I trained and created a J48 model using WEKA gui. I saved the model file to my computer and now I would like to use it to classify a single instance in my Java code. I would like to get a prediction for the attribute "cluster". What I do is the following:
public void classify(double lat, double lon, double co)
{
// Create attributes to be used with classifiers
Attribute latitude = new Attribute("latitude");
Attribute longitude = new Attribute("longitude");
Attribute carbonmonoxide = new Attribute("co");
// Create instances for each pollutant with attribute values latitude, longitude and pollutant itself
inst_co = new DenseInstance(4);
// Set instance's values for the attributes "latitude", "longitude", and "pollutant concentration"
inst_co.setValue(latitude, lat);
inst_co.setValue(longitude, lon);
inst_co.setValue(carbonmonoxide, co);
inst_co.setMissing(cluster);
Classifier cls_co = (Classifier) weka.core.SerializationHelper.read("/CO_J48Model.model");//load classifier from file
// Test the model
double result = cls_co.classifyInstance(inst_co);
}
However, I get an IndexArrayOutofBoundsException on the line inst_co.setValue(latitude, lat);
. I couldn't find the reason for this exception. I will appreciate if someone could point me in the right direction.
You need to add your inst_co to your data set, an Instances object. Following code should work.

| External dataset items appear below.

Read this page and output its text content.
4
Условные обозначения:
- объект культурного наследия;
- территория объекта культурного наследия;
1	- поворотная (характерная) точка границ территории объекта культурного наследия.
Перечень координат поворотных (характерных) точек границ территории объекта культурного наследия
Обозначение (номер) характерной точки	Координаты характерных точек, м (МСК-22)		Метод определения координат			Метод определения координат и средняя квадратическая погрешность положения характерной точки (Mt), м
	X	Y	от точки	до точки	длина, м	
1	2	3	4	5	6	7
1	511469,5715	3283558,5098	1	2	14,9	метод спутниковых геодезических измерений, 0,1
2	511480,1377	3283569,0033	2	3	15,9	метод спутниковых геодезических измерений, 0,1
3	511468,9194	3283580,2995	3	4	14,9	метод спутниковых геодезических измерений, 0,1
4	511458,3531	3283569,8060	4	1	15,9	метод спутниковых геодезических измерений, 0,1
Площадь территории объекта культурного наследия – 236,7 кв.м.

import java.util.ArrayList;
import weka.classifiers.Classifier;
import weka.core.Attribute;
import weka.core.DenseInstance;
import weka.core.Instance;
import weka.core.Instances;
public class QuestionInstanceClassifiy {
public static void main(String[] args) {
QuestionInstanceClassifiy q = new QuestionInstanceClassifiy();
double result = q.classify(1.0d, 1, 1);
System.out.println(result);
}
private Instance inst_co;
public double classify(double lat, double lon, double co) {
// Create attributes to be used with classifiers
// Test the model
double result = -1;
try {
ArrayList<Attribute> attributeList = new ArrayList<Attribute>(2);
Attribute latitude = new Attribute("latitude");
Attribute longitude = new Attribute("longitude");
Attribute carbonmonoxide = new Attribute("co");
ArrayList<String> classVal = new ArrayList<String>();
classVal.add("ClassA");
classVal.add("ClassB");
attributeList.add(latitude);
attributeList.add(longitude);
attributeList.add(carbonmonoxide);
attributeList.add(new Attribute("@@class@@",classVal));
Instances data = new Instances("TestInstances",attributeList,0);
// Create instances for each pollutant with attribute values latitude,
// longitude and pollutant itself
inst_co = new DenseInstance(data.numAttributes());
data.add(inst_co);
// Set instance's values for the attributes "latitude", "longitude", and
// "pollutant concentration"
inst_co.setValue(latitude, lat);
inst_co.setValue(longitude, lon);
inst_co.setValue(carbonmonoxide, co);
// inst_co.setMissing(cluster);
// load classifier from file
Classifier cls_co = (Classifier) weka.core.SerializationHelper
.read("/CO_J48Model.model");
result = cls_co.classifyInstance(inst_co);
} catch (Exception e) {
// TODO Auto-generated catch block
e.printStackTrace();
}
return result;
}
}
You create data object from Instances. Add your instance to this data. After that you can set your values in Instance.
Instances data = new Instances("TestInstances",attributeList,0);
inst_co = new DenseInstance(data.numAttributes());
data.add(inst_co);
I suggest getting header information and Instances values from external file or creating this information only once.